Yang Berada di Sela Kelopak Bunga Matahari
Oleh: Sunita Kasih
“Apa yang kau harapkan sekarang? Menjadi hujan yang lebur pada pipimu sendiri?” Aku tersenyum, menatap langit yang saat itu sedang begitu biru dengan beberapa garis awan putih.
“Maksudmu, kau berharap aku memberi kata tidak untuk setiap tanyamu?” kujawab perlahan apa yang sempat ia tanyakan tadi.
“Hahaha, bagaimana kabarmu?” ia melempar pertanyaan sembari mengehentikan tawanya.
“Kita sudah terlalu banyak berprasangka untuk selalu menanyakan kabar,” kujawab dengan mendekatkan segelas coklat hangat kepadanya.
“Oh iya? Boleh kudengar apa saja prasangkamu?”
“Tentu. Tidak lebih dari satu.” Dia menoleh padaku.
“Ah, tidak bolehkah lima prasangka setelah empat tahun tak menyapa?” tanyanya padaku.
Aku menggeleng. Teh melati itu berada di sebelah tangan kananku yang bersandar di atas meja, mengeluarkan aroma yang selalu menjadi candu. Warna yang tak terlalu pekat juga tak terlalu pudar serta sedikit asap yang terlihat menguap di atasnya, menandakan teh melati sudah begitu sempurna untuk diakhiri dengan beberapa kata yang merusak suasana.
“Kau baik-baik saja,” ucapku.
Dia tersenyum padaku, kemudian mengalihkan pandangannya pada hamparan bunga matahari yang tepat di depan kami.
“Kenapa harus bunga matahari?” ucapnya.
“Karena kau tidak pernah memintaku untuk menanamnya.” Aku nyengir kuda.
“Mawar?”
“Beberapa tahun yang lalu, seseorang pernah memintaku untuk lebih memilih mawar ketimbang bunga matahari.

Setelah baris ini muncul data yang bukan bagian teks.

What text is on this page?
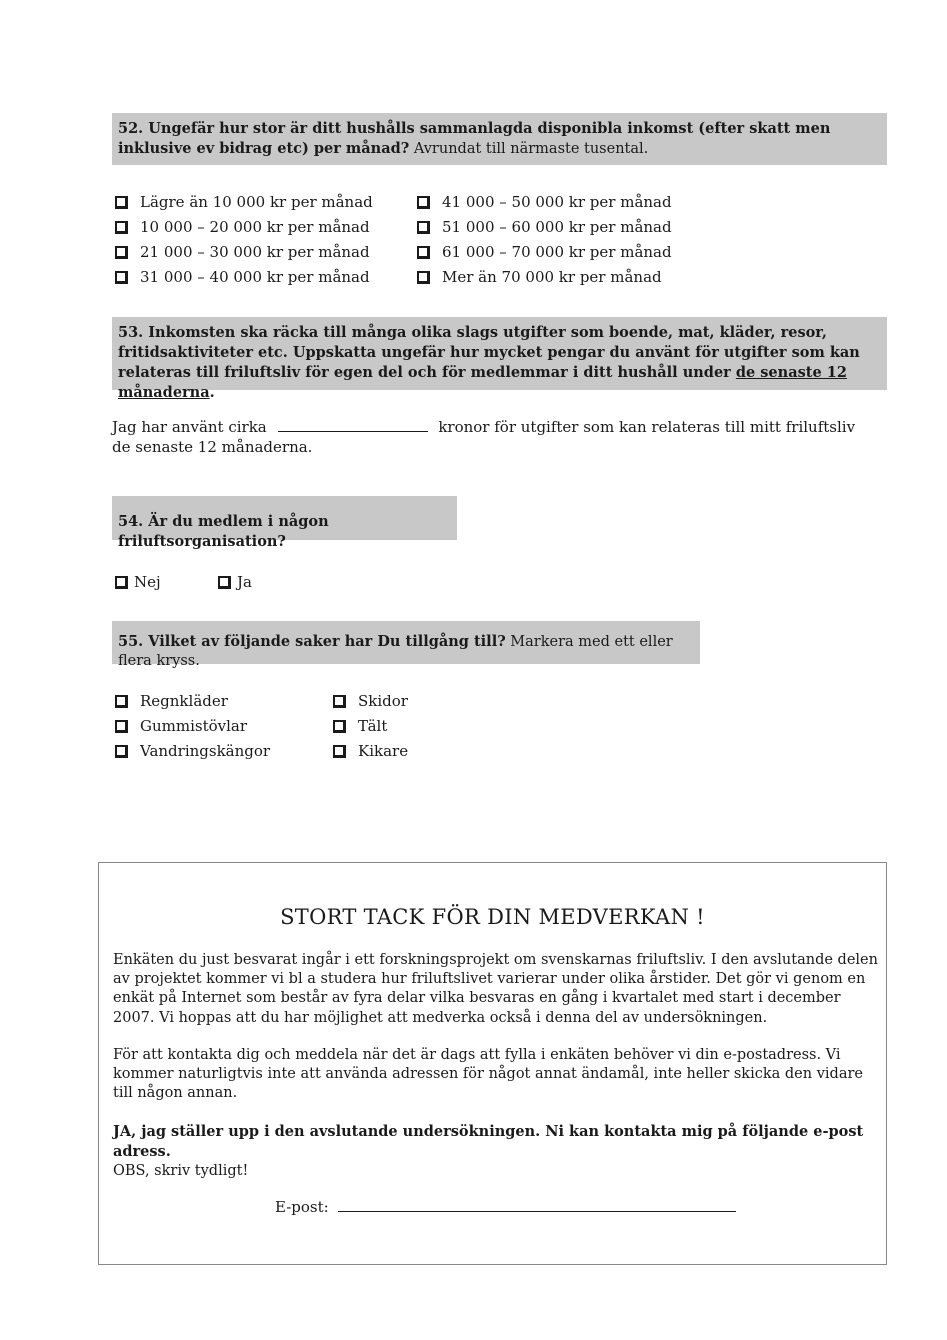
52. Ungefär hur stor är ditt hushålls sammanlagda disponibla inkomst (efter skatt men inklusive ev bidrag etc) per månad? Avrundat till närmaste tusental.
Lägre än 10 000 kr per månad
10 000 – 20 000 kr per månad
21 000 – 30 000 kr per månad
31 000 – 40 000 kr per månad
41 000 – 50 000 kr per månad
51 000 – 60 000 kr per månad
61 000 – 70 000 kr per månad
Mer än 70 000 kr per månad
53. Inkomsten ska räcka till många olika slags utgifter som boende, mat, kläder, resor, fritidsaktiviteter etc. Uppskatta ungefär hur mycket pengar du använt för utgifter som kan relateras till friluftsliv för egen del och för medlemmar i ditt hushåll under de senaste 12 månaderna.
Jag har använt cirka	kronor för utgifter som kan relateras till mitt friluftsliv
de senaste 12 månaderna.
54. Är du medlem i någon friluftsorganisation?
Nej	Ja
55. Vilket av följande saker har Du tillgång till? Markera med ett eller flera kryss.
Regnkläder
Gummistövlar
Vandringskängor
Skidor
Tält
Kikare
STORT TACK FÖR DIN MEDVERKAN !
Enkäten du just besvarat ingår i ett forskningsprojekt om svenskarnas friluftsliv. I den avslutande delen av projektet kommer vi bl a studera hur friluftslivet varierar under olika årstider. Det gör vi genom en enkät på Internet som består av fyra delar vilka besvaras en gång i kvartalet med start i december 2007. Vi hoppas att du har möjlighet att medverka också i denna del av undersökningen.
För att kontakta dig och meddela när det är dags att fylla i enkäten behöver vi din e-postadress. Vi kommer naturligtvis inte att använda adressen för något annat ändamål, inte heller skicka den vidare till någon annan.
JA, jag ställer upp i den avslutande undersökningen. Ni kan kontakta mig på följande e-post adress.
OBS, skriv tydligt!
E-post:
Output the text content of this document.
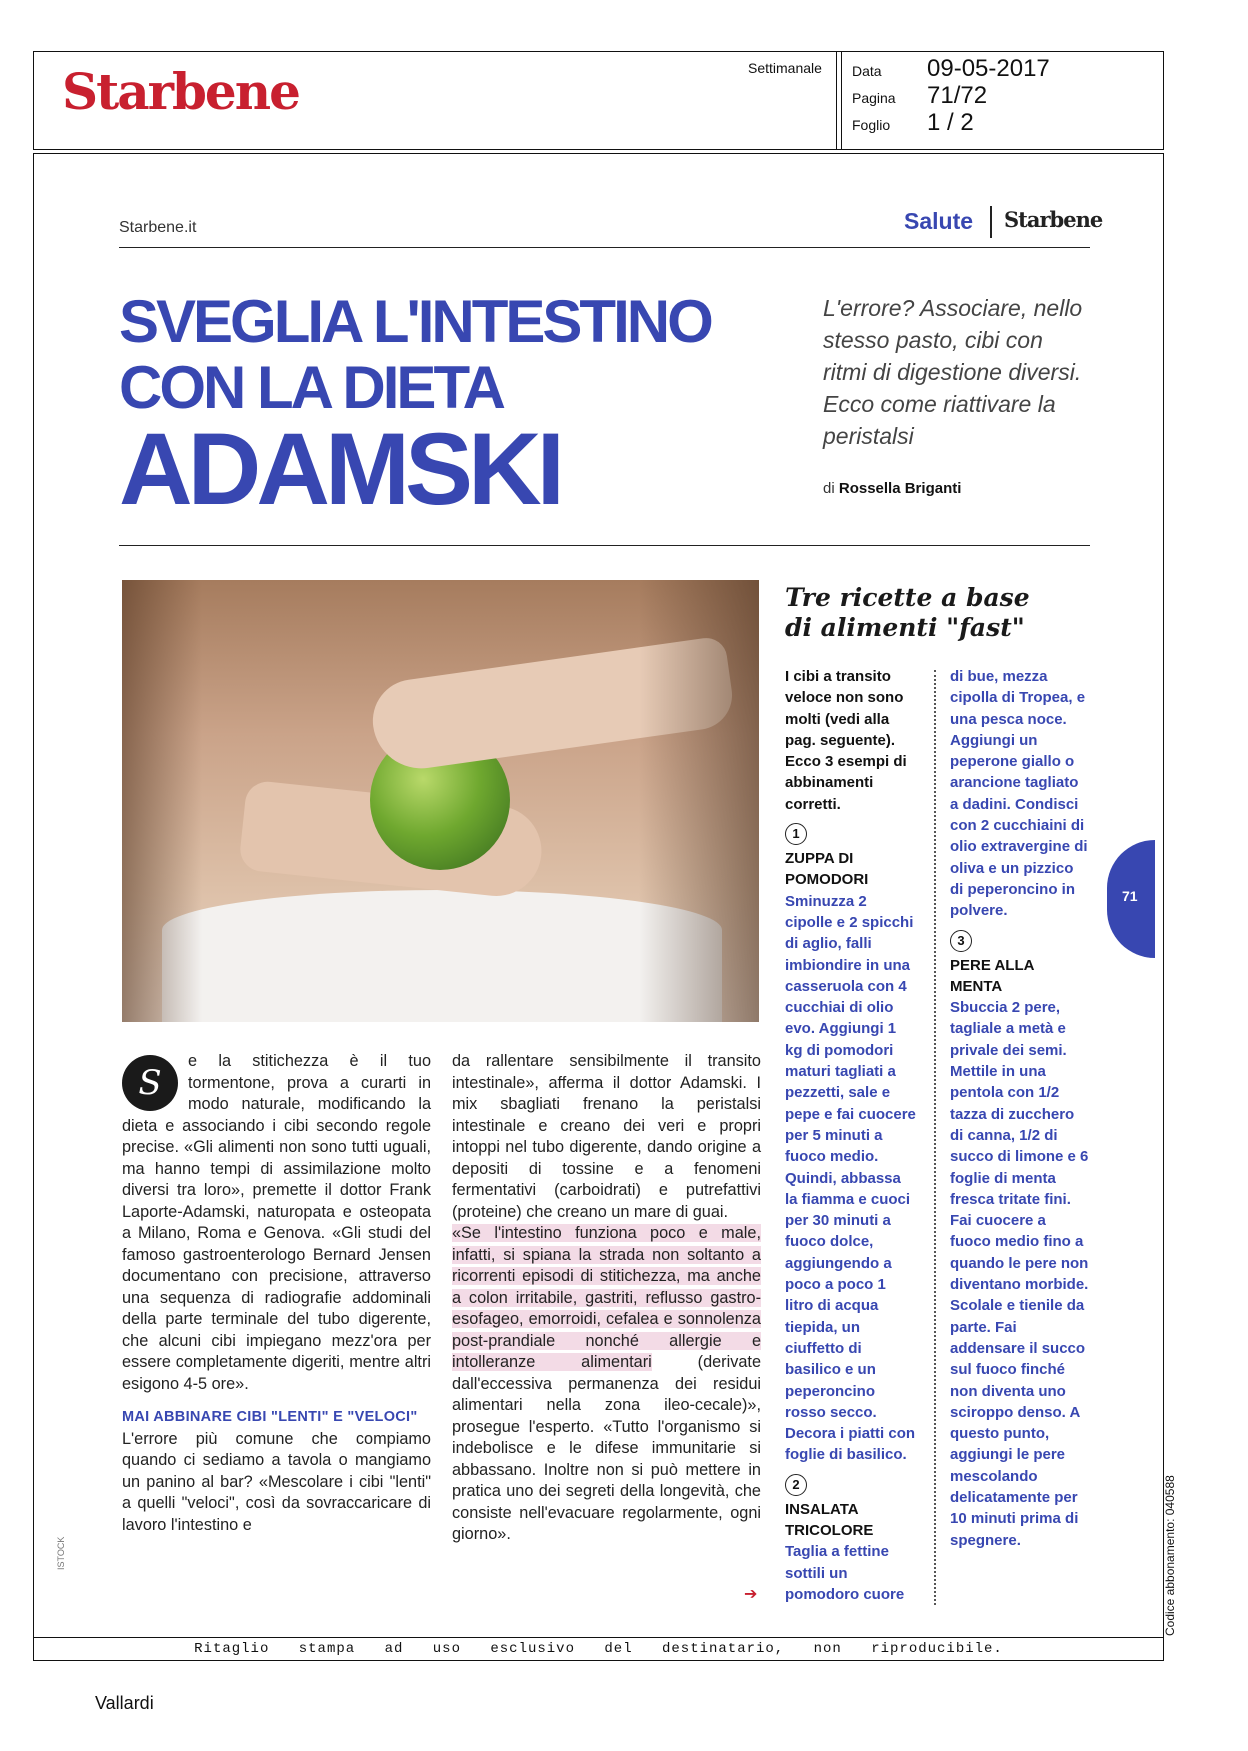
Starbene	Settimanale Data 09-05-2017
Pagina 71/72
Foglio 1 / 2
Ritaglio stampa ad uso esclusivo del destinatario, non riproducibile.
Starbene.it	Salute Starbene
SVEGLIA L'INTESTINO
CON LA DIETA
ADAMSKI
L'errore? Associare, nello stesso pasto, cibi con ritmi di digestione diversi. Ecco come riattivare la peristalsi
di Rossella Briganti

S
e la stitichezza è il tuo tormentone, prova a curarti in modo naturale, modificando la dieta e associando i cibi secondo regole precise. «Gli alimenti non sono tutti uguali, ma hanno tempi di assimilazione molto diversi tra loro», premette il dottor Frank Laporte-Adamski, naturopata e osteopata a Milano, Roma e Genova. «Gli studi del famoso gastroenterologo Bernard Jensen documentano con precisione, attraverso una sequenza di radiografie addominali della parte terminale del tubo digerente, che alcuni cibi impiegano mezz'ora per essere completamente digeriti, mentre altri esigono 4-5 ore».

MAI ABBINARE CIBI "LENTI" E "VELOCI"

L'errore più comune che compiamo quando ci sediamo a tavola o mangiamo un panino al bar? «Mescolare i cibi "lenti" a quelli "veloci", così da sovraccaricare di lavoro l'intestino e

da rallentare sensibilmente il transito intestinale», afferma il dottor Adamski. I mix sbagliati frenano la peristalsi intestinale e creano dei veri e propri intoppi nel tubo digerente, dando origine a depositi di tossine e a fenomeni fermentativi (carboidrati) e putrefattivi (proteine) che creano un mare di guai.

«Se l'intestino funziona poco e male, infatti, si spiana la strada non soltanto a ricorrenti episodi di stitichezza, ma anche a colon irritabile, gastriti, reflusso gastro-esofageo, emorroidi, cefalea e sonnolenza post-prandiale nonché allergie e intolleranze alimentari (derivate dall'eccessiva permanenza dei residui alimentari nella zona ileo-cecale)», prosegue l'esperto. «Tutto l'organismo si indebolisce e le difese immunitarie si abbassano. Inoltre non si può mettere in pratica uno dei segreti della longevità, che consiste nell'evacuare regolarmente, ogni giorno».

➔
Tre ricette a base
di alimenti "fast"

I cibi a transito veloce non sono molti (vedi alla pag. seguente). Ecco 3 esempi di abbinamenti corretti.

1

ZUPPA DI POMODORI

Sminuzza 2 cipolle e 2 spicchi di aglio, falli imbiondire in una casseruola con 4 cucchiai di olio evo. Aggiungi 1 kg di pomodori maturi tagliati a pezzetti, sale e pepe e fai cuocere per 5 minuti a fuoco medio. Quindi, abbassa la fiamma e cuoci per 30 minuti a fuoco dolce, aggiungendo a poco a poco 1 litro di acqua tiepida, un ciuffetto di basilico e un peperoncino rosso secco. Decora i piatti con foglie di basilico.

2

INSALATA TRICOLORE

Taglia a fettine sottili un pomodoro cuore

di bue, mezza cipolla di Tropea, e una pesca noce. Aggiungi un peperone giallo o arancione tagliato a dadini. Condisci con 2 cucchiaini di olio extravergine di oliva e un pizzico di peperoncino in polvere.

3

PERE ALLA MENTA

Sbuccia 2 pere, tagliale a metà e privale dei semi. Mettile in una pentola con 1/2 tazza di zucchero di canna, 1/2 di succo di limone e 6 foglie di menta fresca tritate fini. Fai cuocere a fuoco medio fino a quando le pere non diventano morbide. Scolale e tienile da parte. Fai addensare il succo sul fuoco finché non diventa uno sciroppo denso. A questo punto, aggiungi le pere mescolando delicatamente per 10 minuti prima di spegnere.

71
ISTOCK	Codice abbonamento: 040588
Vallardi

Mungkin itu yang membuat aku dan dia melepaskan diri dari sebutan kami.”
“Tentu bukan,” ucapnya dengan nada yang sedikit ditinggikan. Aku mengerti, beberapa kejadian dan tingkah kadang memang tidak bisa kita kendalikan, tapi selebihnya aku memaklumi situasi ini.
“Aku adalah apa yang kau tatap sekarang, tak ada duri juga tak terlalu menebar harum ke sana-kemari.” Dia kembali menoleh kepadaku.
“Boleh aku tebak prasangkamu yang kedua?” Aku menoleh ke arahnya.
“Kau sedang bebas dari aturan berbicara dengan batas kata dan waktu,” ucapku dengan sedikit tawa.
“Hahaha.” Dia menyentuh gelas cokelat hangat yang tepat di depannya.
“Kau mengira aku baik-baik saja,” lanjutnya.
Aku tersenyum, beberapa kata mungkin tak ia sampaikan dengan gamblang padaku, namun ada yang tak pernah berubah darinya, dari semua tatap, raut wajah juga sikap.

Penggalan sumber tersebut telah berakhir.